Verapamil was recently reported to inhibit TXNIP expression in INS-1 cells and human islets, and orally administered verapamil reduced TXNIP expression and β-cell apoptosis, enhanced endogenous insulin levels, and rescued mice from streptozotocin-induced diabetes.2 Verapamil also reportedly promoted β-cell survival and improved glucose homeostasis and insulin sensitivity in BTBR ob/ob mice.2 Despite these facts, our study did not find a metabolic benefit. Thus, the magnitude of the protective effect may be too small to have an effect on type II diabetes in clinical settings, and trials in patients with type I diabetes may provide some insights. Further studies to scrutinize the effect of CCBs on glycemic control in diabetic patients are also pending.

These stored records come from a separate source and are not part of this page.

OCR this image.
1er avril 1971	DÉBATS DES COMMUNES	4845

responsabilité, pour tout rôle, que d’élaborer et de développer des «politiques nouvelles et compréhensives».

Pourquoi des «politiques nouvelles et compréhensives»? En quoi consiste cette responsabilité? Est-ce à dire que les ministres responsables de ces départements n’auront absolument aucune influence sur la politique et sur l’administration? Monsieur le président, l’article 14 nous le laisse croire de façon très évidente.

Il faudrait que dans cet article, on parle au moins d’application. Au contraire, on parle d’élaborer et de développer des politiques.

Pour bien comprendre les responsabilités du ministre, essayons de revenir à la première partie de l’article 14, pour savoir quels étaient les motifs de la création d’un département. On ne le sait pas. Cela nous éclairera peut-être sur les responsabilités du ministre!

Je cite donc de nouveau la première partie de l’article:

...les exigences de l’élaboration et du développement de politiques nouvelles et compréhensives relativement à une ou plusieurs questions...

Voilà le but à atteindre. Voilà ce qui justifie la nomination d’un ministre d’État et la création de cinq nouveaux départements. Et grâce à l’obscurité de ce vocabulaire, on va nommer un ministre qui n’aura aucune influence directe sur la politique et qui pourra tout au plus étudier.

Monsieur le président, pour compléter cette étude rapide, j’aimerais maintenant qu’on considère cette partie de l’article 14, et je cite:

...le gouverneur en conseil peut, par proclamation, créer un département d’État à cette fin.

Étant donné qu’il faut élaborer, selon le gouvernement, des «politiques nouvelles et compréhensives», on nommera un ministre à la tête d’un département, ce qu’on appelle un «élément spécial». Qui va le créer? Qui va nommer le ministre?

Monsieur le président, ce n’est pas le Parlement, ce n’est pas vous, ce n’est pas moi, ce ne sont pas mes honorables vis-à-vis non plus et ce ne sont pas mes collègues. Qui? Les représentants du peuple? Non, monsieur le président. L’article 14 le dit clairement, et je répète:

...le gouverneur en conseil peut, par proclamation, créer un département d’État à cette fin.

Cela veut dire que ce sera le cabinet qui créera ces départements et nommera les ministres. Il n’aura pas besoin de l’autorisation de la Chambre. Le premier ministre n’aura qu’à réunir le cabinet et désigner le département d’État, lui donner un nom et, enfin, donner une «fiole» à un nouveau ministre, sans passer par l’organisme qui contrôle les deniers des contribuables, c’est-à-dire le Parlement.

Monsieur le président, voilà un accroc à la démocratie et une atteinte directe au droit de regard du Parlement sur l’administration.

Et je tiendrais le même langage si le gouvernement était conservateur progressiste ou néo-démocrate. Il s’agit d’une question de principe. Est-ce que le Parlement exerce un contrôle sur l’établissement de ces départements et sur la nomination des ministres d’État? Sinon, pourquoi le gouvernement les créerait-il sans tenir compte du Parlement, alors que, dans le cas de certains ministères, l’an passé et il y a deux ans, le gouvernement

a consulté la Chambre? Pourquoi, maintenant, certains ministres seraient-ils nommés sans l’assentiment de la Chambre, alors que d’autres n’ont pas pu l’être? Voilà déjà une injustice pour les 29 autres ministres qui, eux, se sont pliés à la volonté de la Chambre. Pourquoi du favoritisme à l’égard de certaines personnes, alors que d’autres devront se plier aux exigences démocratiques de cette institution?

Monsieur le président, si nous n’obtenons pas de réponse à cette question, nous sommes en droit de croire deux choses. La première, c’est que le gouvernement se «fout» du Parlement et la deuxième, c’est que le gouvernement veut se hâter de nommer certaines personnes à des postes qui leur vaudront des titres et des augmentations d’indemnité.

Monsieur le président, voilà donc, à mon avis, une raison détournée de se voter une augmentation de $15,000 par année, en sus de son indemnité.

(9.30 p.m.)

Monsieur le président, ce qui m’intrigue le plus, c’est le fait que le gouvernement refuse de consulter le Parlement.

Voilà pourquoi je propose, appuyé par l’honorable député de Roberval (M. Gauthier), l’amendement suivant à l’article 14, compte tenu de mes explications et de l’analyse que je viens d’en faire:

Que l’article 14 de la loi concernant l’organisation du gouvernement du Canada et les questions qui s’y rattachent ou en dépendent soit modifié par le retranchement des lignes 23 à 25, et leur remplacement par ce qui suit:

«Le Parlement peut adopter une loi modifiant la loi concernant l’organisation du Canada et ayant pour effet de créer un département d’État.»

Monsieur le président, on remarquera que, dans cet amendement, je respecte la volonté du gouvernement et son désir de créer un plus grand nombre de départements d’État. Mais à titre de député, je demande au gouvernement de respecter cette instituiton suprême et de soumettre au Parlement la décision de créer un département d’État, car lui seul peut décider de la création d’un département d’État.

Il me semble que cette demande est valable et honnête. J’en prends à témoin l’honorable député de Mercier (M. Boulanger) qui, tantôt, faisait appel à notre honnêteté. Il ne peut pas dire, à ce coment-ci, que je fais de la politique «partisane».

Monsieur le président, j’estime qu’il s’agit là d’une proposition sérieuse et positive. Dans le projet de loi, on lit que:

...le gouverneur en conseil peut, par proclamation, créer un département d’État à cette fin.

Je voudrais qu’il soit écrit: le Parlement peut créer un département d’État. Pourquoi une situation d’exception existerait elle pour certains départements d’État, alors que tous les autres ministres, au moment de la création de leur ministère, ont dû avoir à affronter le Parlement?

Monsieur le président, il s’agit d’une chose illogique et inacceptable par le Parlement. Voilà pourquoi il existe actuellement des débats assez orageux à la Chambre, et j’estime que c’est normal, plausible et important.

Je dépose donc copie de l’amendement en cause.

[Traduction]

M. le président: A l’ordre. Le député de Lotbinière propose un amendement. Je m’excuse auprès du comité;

Although the quality of the included studies was high, our analysis should be interpreted in the context of the following limitations. The number of available studies for each medication subclass was relatively small and the studies were moderately heterogeneous, especially for β blockers. Thus, a publication bias may exist, although we cannot assess this hypothesis. Regarding the external validity of the results, it is also important to realize that the participants of the studies may not represent general populations. The incident of diabetes was not the primary endpoint in the majority of the included trials and thus diagnostic ascertainment may not have been valid.

Although CCBs might inhibit proapoptotic β-cell TXNIP expression, thereby enhancing β-cell survival and function, we found that the use of CCBs was not significantly associated with incident diabetes compared to other antihypertensive agents. Further studies on the complex interactions between CCBs and TXNIP are warranted before CCBs can be advocated as a measure for diabetes prevention or treatment.